The last movie that scared me was The Black Pit of Dr. M, and I was 8. I’d probably laugh at it now if I could find it. When I look for a horror film, all I hope for is to be drawn into its dark, creepy world. Finding something worthwhile these days isn’t so easy, but here’s one reliable tip: Avoid most of the major Hollywood productions. There is little to recommend among the recent tepid releases Hide and Seek, Cursed, The Boogeyman, and Alone in the Dark. The remake of The Amityville Horror is by far the best of the bunch, but classic status is not likely. There are surprisingly a few gems on the new-releases wall, but they aren’t the obvious titles. In fact, few horror fans are likely to be attracted to the odd title Dead Birds, but this may be the best horror film of recent years. Henry Thomas (E.T., The Extraterrestrial) leads a gang of thieves to a deserted farmhouse while escaping from Confederate soldiers. They were safer with the Rebels. The pacing is slow and deliberate, and an atmosphere of dread envelops the film. I challenge anyone who believes that France is a nation of wimps to watch High Tension, a French slasher film that certainly lives up to its title. Alex brings her friend Marie home to stay at the family farm just as it becomes the target of a deranged psychopath. This unrated film has some rough scenes that will make the big talkers out there squirm in their seats. The zombie genre has been done to death, so the next step is to laugh at it. The quirky Australian film Undead follows both paths by upping the blood content without sacrificing the film’s odd humor. Rural America serves as the backdrop for both Hide and Creep and Dead & Breakfast, two low-budget indie films that don’t mind being completely silly. The latter actually features a zombie-line-dance scene.

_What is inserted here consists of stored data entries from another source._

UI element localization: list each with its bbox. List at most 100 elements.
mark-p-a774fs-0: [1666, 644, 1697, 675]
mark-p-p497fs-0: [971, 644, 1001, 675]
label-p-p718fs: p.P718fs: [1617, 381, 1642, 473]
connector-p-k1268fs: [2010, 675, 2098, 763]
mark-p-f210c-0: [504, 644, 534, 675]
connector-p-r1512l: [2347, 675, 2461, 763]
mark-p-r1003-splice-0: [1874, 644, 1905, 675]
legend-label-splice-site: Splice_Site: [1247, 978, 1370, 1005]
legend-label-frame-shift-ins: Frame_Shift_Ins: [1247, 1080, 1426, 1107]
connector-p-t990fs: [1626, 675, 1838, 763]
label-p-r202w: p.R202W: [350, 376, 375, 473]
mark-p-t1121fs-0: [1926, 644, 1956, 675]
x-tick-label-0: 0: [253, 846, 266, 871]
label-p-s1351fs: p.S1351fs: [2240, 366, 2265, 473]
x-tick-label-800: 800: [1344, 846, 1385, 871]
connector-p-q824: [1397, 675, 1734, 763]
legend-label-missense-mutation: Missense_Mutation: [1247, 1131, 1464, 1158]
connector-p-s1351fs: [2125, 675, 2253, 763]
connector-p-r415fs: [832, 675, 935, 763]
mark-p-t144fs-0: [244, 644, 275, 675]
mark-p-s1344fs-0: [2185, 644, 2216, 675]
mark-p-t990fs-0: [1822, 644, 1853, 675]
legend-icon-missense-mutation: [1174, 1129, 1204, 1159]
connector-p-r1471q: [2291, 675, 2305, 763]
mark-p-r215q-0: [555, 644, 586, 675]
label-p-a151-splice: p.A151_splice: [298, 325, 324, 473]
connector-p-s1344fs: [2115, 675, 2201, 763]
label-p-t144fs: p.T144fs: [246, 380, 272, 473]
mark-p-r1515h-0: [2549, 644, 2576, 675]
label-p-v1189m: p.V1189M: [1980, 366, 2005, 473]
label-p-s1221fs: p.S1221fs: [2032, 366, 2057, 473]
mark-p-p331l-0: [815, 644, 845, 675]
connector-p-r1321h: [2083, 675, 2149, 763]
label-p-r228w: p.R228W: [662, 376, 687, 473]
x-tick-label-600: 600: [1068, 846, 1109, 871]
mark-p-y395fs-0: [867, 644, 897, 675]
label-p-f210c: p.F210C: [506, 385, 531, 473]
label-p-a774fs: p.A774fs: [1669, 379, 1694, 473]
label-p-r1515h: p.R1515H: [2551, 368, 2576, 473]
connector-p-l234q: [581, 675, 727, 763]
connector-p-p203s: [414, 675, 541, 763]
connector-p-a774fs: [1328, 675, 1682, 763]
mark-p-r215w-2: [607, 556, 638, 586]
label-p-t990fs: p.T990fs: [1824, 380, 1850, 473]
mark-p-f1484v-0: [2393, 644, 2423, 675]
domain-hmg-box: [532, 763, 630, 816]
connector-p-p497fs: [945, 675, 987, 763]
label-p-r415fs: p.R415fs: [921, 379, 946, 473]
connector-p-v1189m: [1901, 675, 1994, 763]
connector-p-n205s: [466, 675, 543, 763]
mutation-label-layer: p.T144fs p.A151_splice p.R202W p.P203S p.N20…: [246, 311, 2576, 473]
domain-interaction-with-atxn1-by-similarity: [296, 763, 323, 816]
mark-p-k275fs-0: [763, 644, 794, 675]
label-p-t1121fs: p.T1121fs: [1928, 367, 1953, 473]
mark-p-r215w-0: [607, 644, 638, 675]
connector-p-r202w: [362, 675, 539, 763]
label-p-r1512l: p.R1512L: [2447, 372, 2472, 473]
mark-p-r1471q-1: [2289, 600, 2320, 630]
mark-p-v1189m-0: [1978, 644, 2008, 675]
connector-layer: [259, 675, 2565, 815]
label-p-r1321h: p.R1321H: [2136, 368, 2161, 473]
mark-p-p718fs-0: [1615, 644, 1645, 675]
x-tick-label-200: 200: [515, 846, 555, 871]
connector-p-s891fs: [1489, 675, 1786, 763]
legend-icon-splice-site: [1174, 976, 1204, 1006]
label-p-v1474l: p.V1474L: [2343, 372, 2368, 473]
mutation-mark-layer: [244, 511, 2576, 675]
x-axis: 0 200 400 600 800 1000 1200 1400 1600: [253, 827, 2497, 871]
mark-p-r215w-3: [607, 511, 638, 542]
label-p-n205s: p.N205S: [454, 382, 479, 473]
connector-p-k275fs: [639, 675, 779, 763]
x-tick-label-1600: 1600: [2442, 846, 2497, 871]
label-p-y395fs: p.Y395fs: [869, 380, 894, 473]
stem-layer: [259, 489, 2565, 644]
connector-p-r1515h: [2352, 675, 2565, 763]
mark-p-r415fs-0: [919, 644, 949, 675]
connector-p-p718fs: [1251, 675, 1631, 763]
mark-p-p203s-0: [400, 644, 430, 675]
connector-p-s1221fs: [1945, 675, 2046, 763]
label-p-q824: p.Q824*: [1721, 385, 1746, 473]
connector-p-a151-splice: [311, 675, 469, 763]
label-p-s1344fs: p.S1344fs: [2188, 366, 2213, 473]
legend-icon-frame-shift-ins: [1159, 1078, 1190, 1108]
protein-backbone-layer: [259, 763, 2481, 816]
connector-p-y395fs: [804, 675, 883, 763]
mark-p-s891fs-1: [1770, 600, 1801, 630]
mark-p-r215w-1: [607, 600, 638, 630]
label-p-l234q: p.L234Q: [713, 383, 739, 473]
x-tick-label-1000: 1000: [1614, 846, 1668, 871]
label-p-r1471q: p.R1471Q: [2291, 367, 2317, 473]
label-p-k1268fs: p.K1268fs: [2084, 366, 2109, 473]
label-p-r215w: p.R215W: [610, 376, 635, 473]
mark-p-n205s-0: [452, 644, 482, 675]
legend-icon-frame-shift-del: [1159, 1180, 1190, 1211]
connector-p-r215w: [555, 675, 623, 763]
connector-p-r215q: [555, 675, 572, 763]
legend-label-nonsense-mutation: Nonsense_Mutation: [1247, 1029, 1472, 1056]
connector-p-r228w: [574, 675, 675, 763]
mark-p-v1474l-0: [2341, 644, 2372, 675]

Asia has become a primary source of movie horror, but none quite reaches the shocking level of Takashi Miike’s 1999 film Audition, which is now available locally. Love goes awry when a widower discovers that the woman he is dating is not as sweet and innocent as she first appeared. Be warned: Audition raises sadism to a new level. Finally, remember that the classics from the 1970s — The Texas Chainsaw Massacre, Halloween, and Dawn of the Dead — retain their charm.
New releases on DVD on Tuesday (Nov. 1): Star Wars: Episode III — Revenge of the Sith, The Perfect Man, and Millions.